Alex Rodriguez described selecting investment partners as searching for missionaries and not mercenaries. His partner on the Minnesota Timberwolves purchase and VCP Fund, Mark Lorie, used the same expression on Guy Raz’s How I Built This to describe how he felt after selling Jet.com to Walmart (a missionary) and diapers.com to Amazon (a mercenary).

That got me thinking about how to uncover the difference between missionaries and mercenaries among investment managers. In a few situations, it’s fairly easy.

  • Missionary. David Swensen was the ultimate missionary. An evangelist for his espoused investment principles and an unwavering belief in the importance of managing capital to serve non-profits.
  • Mercenary. Many players are in it to make money for themselves and exit. With that incentive, they look for ways to bend the rules in their favor. The examples through time become debris after blow-ups, from Metallgesellschaft AG in the commodities markets in 1993 to the Bear Stearns mortgage funds in 2008.

More often, however, the distinction is nuanced.
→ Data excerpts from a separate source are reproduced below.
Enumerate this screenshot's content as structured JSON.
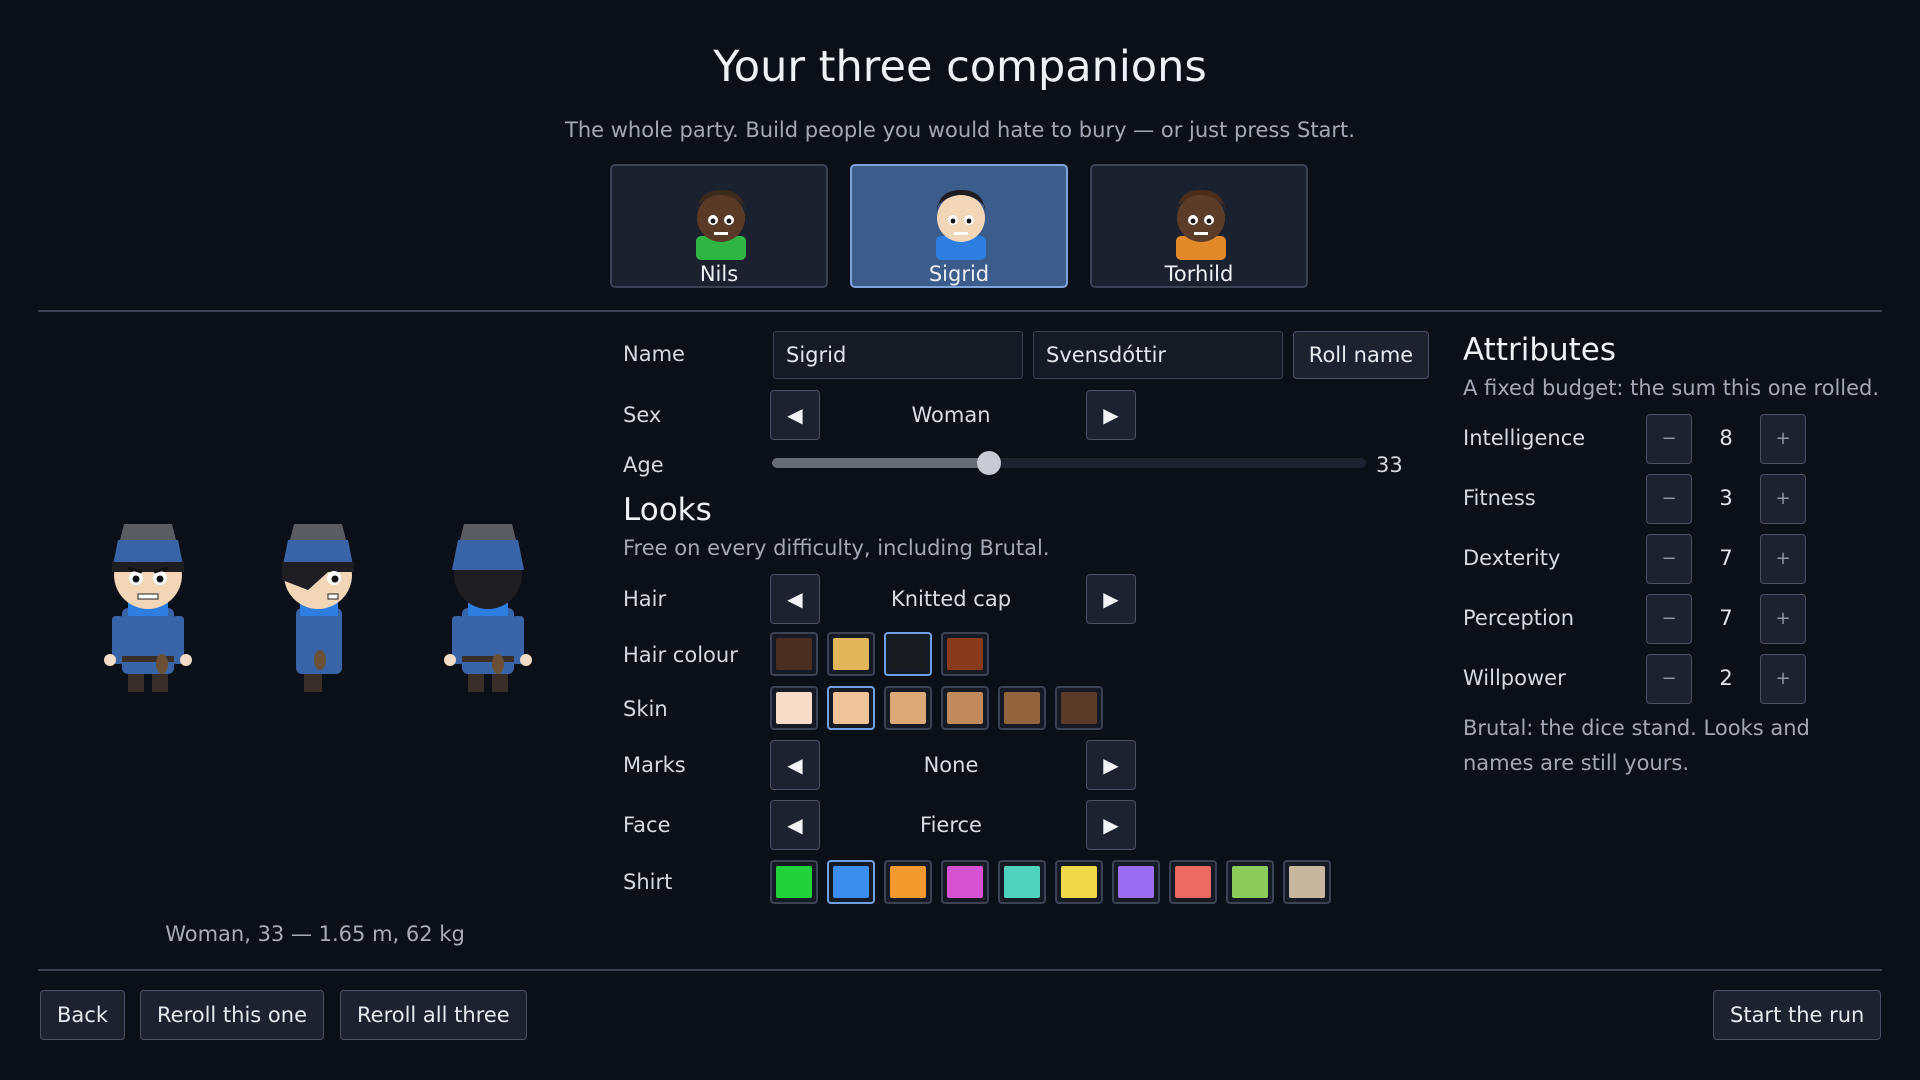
{
  "header": {
    "title": "Your three companions",
    "subtitle": "The whole party. Build people you would hate to bury — or just press Start."
  },
  "companions": [
    {
      "name": "Nils",
      "selected": false,
      "skin": "#5a3a26",
      "hair": "#3d2a1c",
      "shirt": "#2fb544"
    },
    {
      "name": "Sigrid",
      "selected": true,
      "skin": "#f3d6b8",
      "hair": "#1d1d22",
      "shirt": "#2e7de0"
    },
    {
      "name": "Torhild",
      "selected": false,
      "skin": "#5a3c28",
      "hair": "#4a2e1b",
      "shirt": "#e2892a"
    }
  ],
  "preview": {
    "caption": "Woman, 33 — 1.65 m, 62 kg"
  },
  "form": {
    "name_label": "Name",
    "first_name": "Sigrid",
    "last_name": "Svensdóttir",
    "roll_name_label": "Roll name",
    "sex_label": "Sex",
    "sex_value": "Woman",
    "age_label": "Age",
    "age_value": "33",
    "age_fraction": 0.365,
    "prev_icon": "left-arrow",
    "next_icon": "right-arrow"
  },
  "looks": {
    "title": "Looks",
    "note": "Free on every difficulty, including Brutal.",
    "hair_label": "Hair",
    "hair_value": "Knitted cap",
    "hair_colour_label": "Hair colour",
    "hair_colours": [
      "#4a2e22",
      "#e2b65a",
      "#1a1b20",
      "#8a3a1c"
    ],
    "hair_colour_selected": 2,
    "skin_label": "Skin",
    "skin_colours": [
      "#f8dcc8",
      "#efc49a",
      "#dba878",
      "#c08a5c",
      "#94643f",
      "#5c3a28"
    ],
    "skin_selected": 1,
    "marks_label": "Marks",
    "marks_value": "None",
    "face_label": "Face",
    "face_value": "Fierce",
    "shirt_label": "Shirt",
    "shirt_colours": [
      "#22d13c",
      "#3b8eee",
      "#f39a2e",
      "#d553d3",
      "#4fd3bd",
      "#f0d84a",
      "#9b6df0",
      "#ec6a62",
      "#8ccc5a",
      "#c7b79e"
    ],
    "shirt_selected": 1
  },
  "attributes": {
    "title": "Attributes",
    "note": "A fixed budget: the sum this one rolled.",
    "minus": "−",
    "plus": "+",
    "items": [
      {
        "label": "Intelligence",
        "value": "8"
      },
      {
        "label": "Fitness",
        "value": "3"
      },
      {
        "label": "Dexterity",
        "value": "7"
      },
      {
        "label": "Perception",
        "value": "7"
      },
      {
        "label": "Willpower",
        "value": "2"
      }
    ],
    "footer_line1": "Brutal: the dice stand. Looks and",
    "footer_line2": "names are still yours."
  },
  "footer": {
    "back": "Back",
    "reroll_one": "Reroll this one",
    "reroll_all": "Reroll all three",
    "start": "Start the run"
  }
}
  • Missionary individual vs. missionary team. Some investment organizations are led by a missionary, but the entire team may not fall in line.
  • Well-aligned mercenaries. While reasonable to expect a fair amount of mercenary activity in money management, proper alignment between the manager and client can mitigate some of the issues mercenary behavior creates.
  • Missionaries who become mercenaries. Missionaries may not be not steadfast over time. As I described the difference between missionaries and mercenaries with my wife, she shared a story of a hairstylist who used to be a missionary but became a mercenary. Once positive, bubbly, and taking pride in her work, the stylist now complains relentlessly and does a half-ass job. Similarly, asset managers may evolve. The young and hungry missionary may fade in into working for the money.
  • Mercenaries who become missionaries. Alex loved baseball from the time he was a kid, but his mistakes caught up with him and may cost him the Hall of Fame. He now discusses the importance of the quality of people around him and exudes a passion for business that is far beyond profit. Investment managers may begin with dollar signs in their eyes and evolve to an appreciation and love of the work as the most important reward.

The more I thought about this concept, the more intrigued I’ve become. I look back at my career and see periods of time when I was on each end of the seesaw.  For now, I feel the excitement of being a missionary and am looking forward to aligning with more of them in our upcoming investment vehicle.